Der streitbare Premier hat die Parlamentswahlen deutlich gewonnen. Das Ausland rätselt, wie das passieren konnte, was die Folgen sind und wie es mit Viktor Orbán umgehen soll. Die wichtigsten Fragen und Antworten.
von Tim Rahmann

Dabei ist der Lebensstandard der Ungarn objektiv betrachtet seit Orbáns Amtsantritt 2010 gesunken. Aber hat die Fidesz-Regierung nicht wenigstens die Arbeitslosigkeit kleingehalten? Vier Millionen Beschäftigte habe Ungarn; mit dieser Rekordzahl hatte sich Orbán im Wahlkampf gebrüstet. Gewerkschaftschef Balogh indes akzeptiert das nicht: Denn zu den vier Millionen gehörten 200.000 Menschen, die in einem sinnlosen öffentlichen Beschäftigungsprogramm stecken – und außerdem 400.000 Ungarn, die im Ausland arbeiten.

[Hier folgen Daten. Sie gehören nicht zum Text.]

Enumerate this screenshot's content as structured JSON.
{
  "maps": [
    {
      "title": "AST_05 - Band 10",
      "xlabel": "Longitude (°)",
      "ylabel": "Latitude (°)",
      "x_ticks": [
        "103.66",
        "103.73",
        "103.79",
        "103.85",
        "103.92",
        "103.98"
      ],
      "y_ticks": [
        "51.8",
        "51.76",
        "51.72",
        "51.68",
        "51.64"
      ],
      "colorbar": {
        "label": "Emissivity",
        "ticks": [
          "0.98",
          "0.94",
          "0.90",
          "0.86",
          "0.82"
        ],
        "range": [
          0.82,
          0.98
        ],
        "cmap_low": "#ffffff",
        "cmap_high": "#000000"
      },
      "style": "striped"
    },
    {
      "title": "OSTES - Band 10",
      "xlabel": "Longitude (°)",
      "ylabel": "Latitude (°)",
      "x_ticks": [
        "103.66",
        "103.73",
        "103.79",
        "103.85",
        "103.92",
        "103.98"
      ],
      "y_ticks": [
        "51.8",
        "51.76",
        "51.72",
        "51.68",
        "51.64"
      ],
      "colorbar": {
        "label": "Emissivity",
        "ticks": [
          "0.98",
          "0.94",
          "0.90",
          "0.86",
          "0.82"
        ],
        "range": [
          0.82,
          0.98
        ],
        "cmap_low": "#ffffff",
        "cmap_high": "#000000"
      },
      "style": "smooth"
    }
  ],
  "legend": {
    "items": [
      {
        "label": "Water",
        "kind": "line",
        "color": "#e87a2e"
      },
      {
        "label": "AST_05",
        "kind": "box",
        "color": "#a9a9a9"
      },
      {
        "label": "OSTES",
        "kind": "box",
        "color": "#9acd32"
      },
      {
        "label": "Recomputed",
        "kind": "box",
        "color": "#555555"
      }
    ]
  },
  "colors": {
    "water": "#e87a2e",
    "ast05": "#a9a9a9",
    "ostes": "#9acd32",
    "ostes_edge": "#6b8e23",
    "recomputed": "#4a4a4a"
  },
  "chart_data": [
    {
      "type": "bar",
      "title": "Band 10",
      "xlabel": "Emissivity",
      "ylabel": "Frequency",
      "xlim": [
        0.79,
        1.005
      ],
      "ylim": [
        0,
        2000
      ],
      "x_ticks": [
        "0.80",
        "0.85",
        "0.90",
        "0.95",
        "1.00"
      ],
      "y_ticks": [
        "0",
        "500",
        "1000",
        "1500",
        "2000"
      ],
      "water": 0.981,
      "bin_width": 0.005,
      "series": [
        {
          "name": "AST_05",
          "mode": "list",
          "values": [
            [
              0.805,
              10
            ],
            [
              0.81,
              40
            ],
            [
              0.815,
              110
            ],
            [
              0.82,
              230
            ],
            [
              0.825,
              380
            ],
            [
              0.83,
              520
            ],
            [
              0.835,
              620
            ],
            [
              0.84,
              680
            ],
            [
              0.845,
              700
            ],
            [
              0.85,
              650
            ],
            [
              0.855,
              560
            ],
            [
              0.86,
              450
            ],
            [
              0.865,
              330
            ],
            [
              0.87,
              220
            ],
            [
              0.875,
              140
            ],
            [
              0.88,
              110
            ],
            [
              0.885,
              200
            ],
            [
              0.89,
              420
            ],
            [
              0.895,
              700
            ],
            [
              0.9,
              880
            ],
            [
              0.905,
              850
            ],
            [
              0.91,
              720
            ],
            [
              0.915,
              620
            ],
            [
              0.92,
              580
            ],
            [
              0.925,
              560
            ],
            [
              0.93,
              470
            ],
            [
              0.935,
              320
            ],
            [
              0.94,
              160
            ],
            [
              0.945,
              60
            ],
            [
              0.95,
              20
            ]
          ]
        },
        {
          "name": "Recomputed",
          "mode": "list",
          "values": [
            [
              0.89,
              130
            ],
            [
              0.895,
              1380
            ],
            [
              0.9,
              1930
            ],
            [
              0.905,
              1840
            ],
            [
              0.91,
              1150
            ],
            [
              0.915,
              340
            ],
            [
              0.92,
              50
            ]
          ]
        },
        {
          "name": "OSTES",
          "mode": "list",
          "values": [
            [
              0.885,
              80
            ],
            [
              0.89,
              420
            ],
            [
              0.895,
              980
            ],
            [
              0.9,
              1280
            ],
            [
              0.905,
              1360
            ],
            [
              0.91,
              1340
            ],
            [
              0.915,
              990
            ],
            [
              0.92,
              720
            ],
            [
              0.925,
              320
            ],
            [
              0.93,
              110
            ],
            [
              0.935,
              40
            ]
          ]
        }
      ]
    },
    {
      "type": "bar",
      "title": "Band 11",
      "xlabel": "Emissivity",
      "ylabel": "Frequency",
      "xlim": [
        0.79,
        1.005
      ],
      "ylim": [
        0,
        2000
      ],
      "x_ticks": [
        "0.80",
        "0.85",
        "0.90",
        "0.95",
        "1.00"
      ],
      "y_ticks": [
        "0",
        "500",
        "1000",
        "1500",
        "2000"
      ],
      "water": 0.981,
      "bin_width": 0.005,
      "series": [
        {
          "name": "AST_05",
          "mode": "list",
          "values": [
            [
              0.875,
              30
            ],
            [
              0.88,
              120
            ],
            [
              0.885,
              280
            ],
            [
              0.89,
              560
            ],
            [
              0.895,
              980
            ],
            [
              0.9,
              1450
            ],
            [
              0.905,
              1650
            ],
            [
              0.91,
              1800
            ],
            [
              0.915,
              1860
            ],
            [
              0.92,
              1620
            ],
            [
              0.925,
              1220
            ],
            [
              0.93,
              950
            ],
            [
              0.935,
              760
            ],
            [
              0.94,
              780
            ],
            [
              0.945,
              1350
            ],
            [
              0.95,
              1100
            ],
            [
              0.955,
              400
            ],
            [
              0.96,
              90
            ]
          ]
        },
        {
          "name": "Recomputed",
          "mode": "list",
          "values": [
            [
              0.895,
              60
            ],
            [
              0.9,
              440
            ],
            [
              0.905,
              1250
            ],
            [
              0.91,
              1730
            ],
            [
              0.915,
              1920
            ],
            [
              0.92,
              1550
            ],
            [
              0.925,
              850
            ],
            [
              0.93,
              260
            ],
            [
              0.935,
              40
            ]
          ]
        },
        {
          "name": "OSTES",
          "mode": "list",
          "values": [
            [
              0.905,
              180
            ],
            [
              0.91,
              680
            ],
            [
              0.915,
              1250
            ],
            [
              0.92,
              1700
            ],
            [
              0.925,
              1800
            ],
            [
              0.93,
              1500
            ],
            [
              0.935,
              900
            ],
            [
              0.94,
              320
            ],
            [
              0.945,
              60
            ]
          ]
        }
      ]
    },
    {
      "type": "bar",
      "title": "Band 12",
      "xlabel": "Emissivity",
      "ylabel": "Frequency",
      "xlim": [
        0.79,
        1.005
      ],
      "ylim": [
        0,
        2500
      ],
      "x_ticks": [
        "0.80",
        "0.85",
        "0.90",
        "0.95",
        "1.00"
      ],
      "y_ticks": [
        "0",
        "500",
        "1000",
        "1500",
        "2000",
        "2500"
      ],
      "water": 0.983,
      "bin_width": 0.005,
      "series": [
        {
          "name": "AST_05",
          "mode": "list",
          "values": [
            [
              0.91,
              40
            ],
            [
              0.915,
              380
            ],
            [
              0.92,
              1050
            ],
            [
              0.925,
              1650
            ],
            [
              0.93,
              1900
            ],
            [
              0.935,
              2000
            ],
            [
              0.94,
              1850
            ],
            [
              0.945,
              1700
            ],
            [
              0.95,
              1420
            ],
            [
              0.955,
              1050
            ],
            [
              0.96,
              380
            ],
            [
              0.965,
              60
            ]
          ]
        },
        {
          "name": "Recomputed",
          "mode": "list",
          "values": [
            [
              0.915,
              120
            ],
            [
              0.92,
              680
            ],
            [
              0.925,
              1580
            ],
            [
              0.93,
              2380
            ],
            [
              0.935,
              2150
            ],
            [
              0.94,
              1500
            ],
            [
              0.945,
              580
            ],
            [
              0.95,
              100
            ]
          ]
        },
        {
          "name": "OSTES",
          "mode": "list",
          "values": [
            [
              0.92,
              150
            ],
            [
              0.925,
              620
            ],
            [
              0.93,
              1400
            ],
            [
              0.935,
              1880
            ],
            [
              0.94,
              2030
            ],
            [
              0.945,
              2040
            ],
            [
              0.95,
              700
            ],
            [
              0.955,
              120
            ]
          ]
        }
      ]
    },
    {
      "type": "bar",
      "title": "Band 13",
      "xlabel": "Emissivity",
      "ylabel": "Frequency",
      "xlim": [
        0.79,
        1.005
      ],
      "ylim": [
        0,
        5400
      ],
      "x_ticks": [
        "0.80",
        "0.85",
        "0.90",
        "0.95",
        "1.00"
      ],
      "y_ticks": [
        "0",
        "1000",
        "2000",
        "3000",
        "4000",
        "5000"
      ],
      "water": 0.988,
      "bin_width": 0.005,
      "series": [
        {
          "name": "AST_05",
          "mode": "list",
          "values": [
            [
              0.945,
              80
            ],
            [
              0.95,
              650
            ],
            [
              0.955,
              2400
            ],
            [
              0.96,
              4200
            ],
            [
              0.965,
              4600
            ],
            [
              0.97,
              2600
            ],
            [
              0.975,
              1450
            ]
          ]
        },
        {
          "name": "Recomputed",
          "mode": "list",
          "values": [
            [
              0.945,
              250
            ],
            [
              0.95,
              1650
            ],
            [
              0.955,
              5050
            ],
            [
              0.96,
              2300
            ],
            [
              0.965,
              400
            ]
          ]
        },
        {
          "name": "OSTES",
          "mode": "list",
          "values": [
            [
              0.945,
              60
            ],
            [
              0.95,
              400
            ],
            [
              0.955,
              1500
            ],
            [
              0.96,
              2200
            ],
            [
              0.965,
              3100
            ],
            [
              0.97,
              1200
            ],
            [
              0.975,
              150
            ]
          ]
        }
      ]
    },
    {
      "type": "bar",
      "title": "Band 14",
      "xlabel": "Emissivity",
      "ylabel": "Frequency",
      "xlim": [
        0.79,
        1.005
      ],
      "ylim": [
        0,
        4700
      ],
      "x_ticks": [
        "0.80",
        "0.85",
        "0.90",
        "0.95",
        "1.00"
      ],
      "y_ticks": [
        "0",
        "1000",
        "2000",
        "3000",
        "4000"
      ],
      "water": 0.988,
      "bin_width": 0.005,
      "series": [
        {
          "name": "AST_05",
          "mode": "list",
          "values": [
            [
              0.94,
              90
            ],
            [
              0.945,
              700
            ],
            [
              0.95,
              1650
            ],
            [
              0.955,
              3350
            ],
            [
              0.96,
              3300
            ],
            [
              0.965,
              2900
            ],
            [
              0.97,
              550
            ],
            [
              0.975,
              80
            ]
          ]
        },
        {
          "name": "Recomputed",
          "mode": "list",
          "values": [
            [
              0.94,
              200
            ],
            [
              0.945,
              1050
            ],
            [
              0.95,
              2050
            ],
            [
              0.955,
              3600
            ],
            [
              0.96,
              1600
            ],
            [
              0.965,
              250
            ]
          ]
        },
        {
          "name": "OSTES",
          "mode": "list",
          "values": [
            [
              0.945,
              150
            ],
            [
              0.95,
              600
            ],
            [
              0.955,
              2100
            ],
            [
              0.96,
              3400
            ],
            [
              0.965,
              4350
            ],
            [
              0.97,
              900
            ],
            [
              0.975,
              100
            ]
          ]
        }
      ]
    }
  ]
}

Diese Zahl steigt rasant. Arbeiteten 2012 beispielsweise 107.000 Ungarn in Deutschland, waren es im vergangenen Jahr schon 135.000. Auch Baloghs Bruder und Nichte leben in Deutschland. „Die würden eigentlich lieber hier in der Heimat arbeiten“, sagt er, „aber die Bedingungen sind halt schlecht.“ Fast jeder dritte junge Ungar hat zu Hause keinen Arbeitsplatz.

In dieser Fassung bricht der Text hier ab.